わたしの隣には黒のコートと細身のジーンズを憎たらしくも着こなしたシリウス・ブラック。かくいうわたしは真っ赤なコートとお気に入りのスカート、最近買ったブーツ、軽くお化粧。いや、だって一応久しぶりのお出かけなんです!相手が誰であろうと浮かれちゃうのはしょうがないでしょう!
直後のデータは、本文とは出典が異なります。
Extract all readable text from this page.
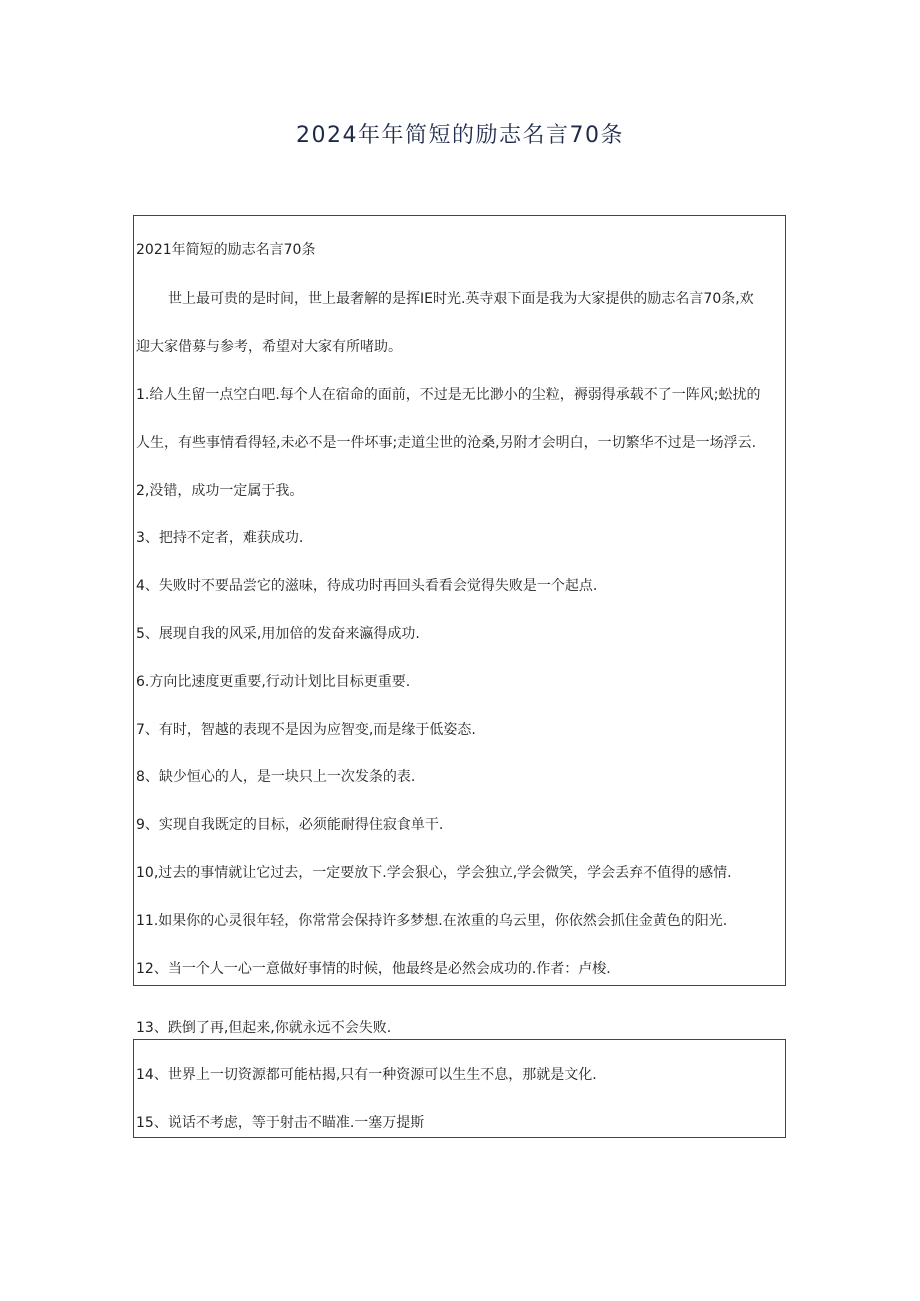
2024年年简短的励志名言70条
2021年简短的励志名言70条
世上最可贵的是时间，世上最奢解的是挥IE时光.英寺艰下面是我为大家提供的励志名言70条,欢
迎大家借募与参考，希望对大家有所啫助。
1.给人生留一点空白吧.每个人在宿命的面前，不过是无比渺小的尘粒，褥弱得承载不了一阵风;蚣扰的
人生，有些事情看得轻,未必不是一件坏事;走道尘世的沧桑,另附才会明白，一切繁华不过是一场浮云.
2,没错，成功一定属于我。
3、把持不定者，难获成功.
4、失败时不要品尝它的滋味，待成功时再回头看看会觉得失败是一个起点.
5、展现自我的风采,用加倍的发奋来瀛得成功.
6.方向比速度更重要,行动计划比目标更重要.
7、有时，智越的表现不是因为应智变,而是缘于低姿态.
8、缺少恒心的人，是一块只上一次发条的表.
9、实现自我既定的目标，必须能耐得住寂食单干.
10,过去的事情就让它过去，一定要放下.学会狠心，学会独立,学会微笑，学会丢弃不值得的感情.
11.如果你的心灵很年轻，你常常会保持许多梦想.在浓重的乌云里，你依然会抓住金黄色的阳光.
12、当一个人一心一意做好事情的时候，他最终是必然会成功的.作者：卢梭.
13、跌倒了再,但起来,你就永远不会失败.
14、世界上一切资源都可能枯揭,只有一种资源可以生生不息，那就是文化.
15、说话不考虑，等于射击不瞄准.一塞万提斯
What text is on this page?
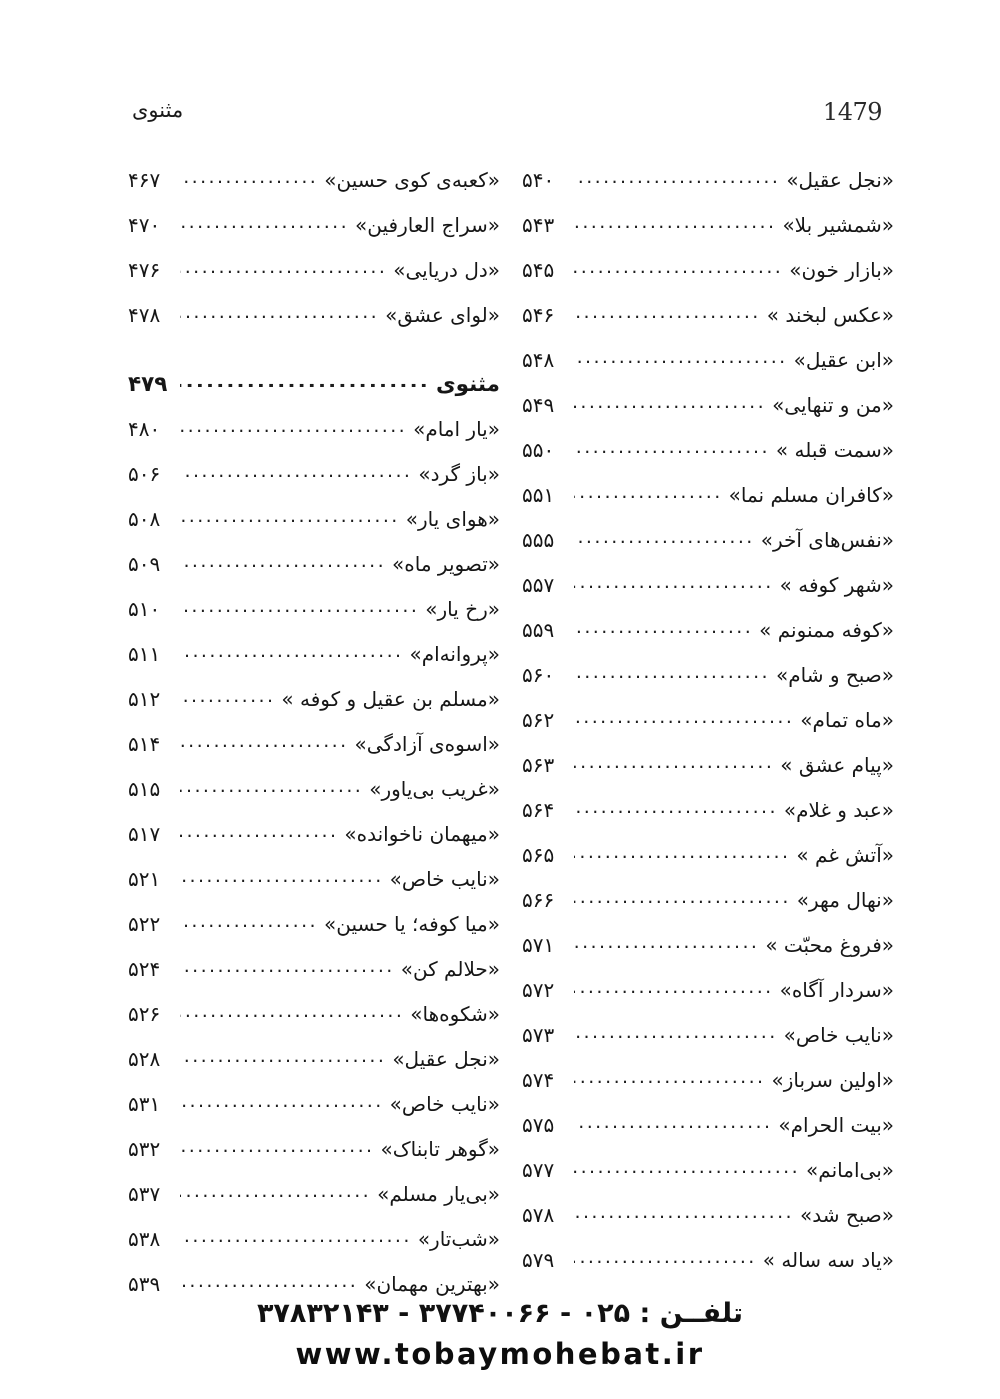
مثنوی	1479
«کعبه‌ی کوی حسین»
.....
۴۶۷
«سراج العارفین»
.....
۴۷۰
«دل دریایی»
.....
۴۷۶
«لوای عشق»
.....
۴۷۸
مثنوی
.....
۴۷۹
«یار امام»
.....
۴۸۰
«باز گرد»
.....
۵۰۶
«هوای یار»
.....
۵۰۸
«تصویر ماه»
.....
۵۰۹
«رخ یار»
.....
۵۱۰
«پروانه‌ام»
.....
۵۱۱
«مسلم بن عقیل و کوفه »
.....
۵۱۲
«اسوه‌ی آزادگی»
.....
۵۱۴
«غریب بی‌یاور»
.....
۵۱۵
«میهمان ناخوانده»
.....
۵۱۷
«نایب خاص»
.....
۵۲۱
«میا کوفه؛ یا حسین»
.....
۵۲۲
«حلالم کن»
.....
۵۲۴
«شکوه‌ها»
.....
۵۲۶
«نجل عقیل»
.....
۵۲۸
«نایب خاص»
.....
۵۳۱
«گوهر تابناک»
.....
۵۳۲
«بی‌یار مسلم»
.....
۵۳۷
«شب‌تار»
.....
۵۳۸
«بهترین مهمان»
.....
۵۳۹
«نجل عقیل»
.....
۵۴۰
«شمشیر بلا»
.....
۵۴۳
«بازار خون»
.....
۵۴۵
«عکس لبخند »
.....
۵۴۶
«ابن عقیل»
.....
۵۴۸
«من و تنهایی»
.....
۵۴۹
«سمت قبله »
.....
۵۵۰
«کافران مسلم نما»
.....
۵۵۱
«نفس‌های آخر»
.....
۵۵۵
«شهر کوفه »
.....
۵۵۷
«کوفه ممنونم »
.....
۵۵۹
«صبح و شام»
.....
۵۶۰
«ماه تمام»
.....
۵۶۲
«پیام عشق »
.....
۵۶۳
«عبد و غلام»
.....
۵۶۴
«آتش غم »
.....
۵۶۵
«نهال مهر»
.....
۵۶۶
«فروغ محبّت »
.....
۵۷۱
«سردار آگاه»
.....
۵۷۲
«نایب خاص»
.....
۵۷۳
«اولین سرباز»
.....
۵۷۴
«بیت الحرام»
.....
۵۷۵
«بی‌امانم»
.....
۵۷۷
«صبح شد»
.....
۵۷۸
«یاد سه ساله »
.....
۵۷۹
تلفــن : ۰۲۵ - ۳۷۷۴۰۰۶۶ - ۳۷۸۳۲۱۴۳
www.tobaymohebat.ir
…これじゃあわたしがデートを楽しみにしてたみたい。真っ白い息を吐きながらさむいとこぼすシリウス・ブラックをみながらそう思いました。黒と赤の同じような型のコートでおそろいみたいになってしまったのは不幸な偶然です。
「シリウス!ハニーデュークス、行きませんか?」
シリウス・ブラックが甘いものを嫌いだという情報をリーマスから手に入れたわたしはさっそく実行に移しました。これで「ああ?んなとこ行かねえよ」とかで他の女の子とどこかに行ってくれれば万々歳。わたしはポッターくんの魔の手から必死に逃げているであろうリリーと合流する予定なのです。
「…ああ、わかったよ」
だけど、予想は見事に裏切られました。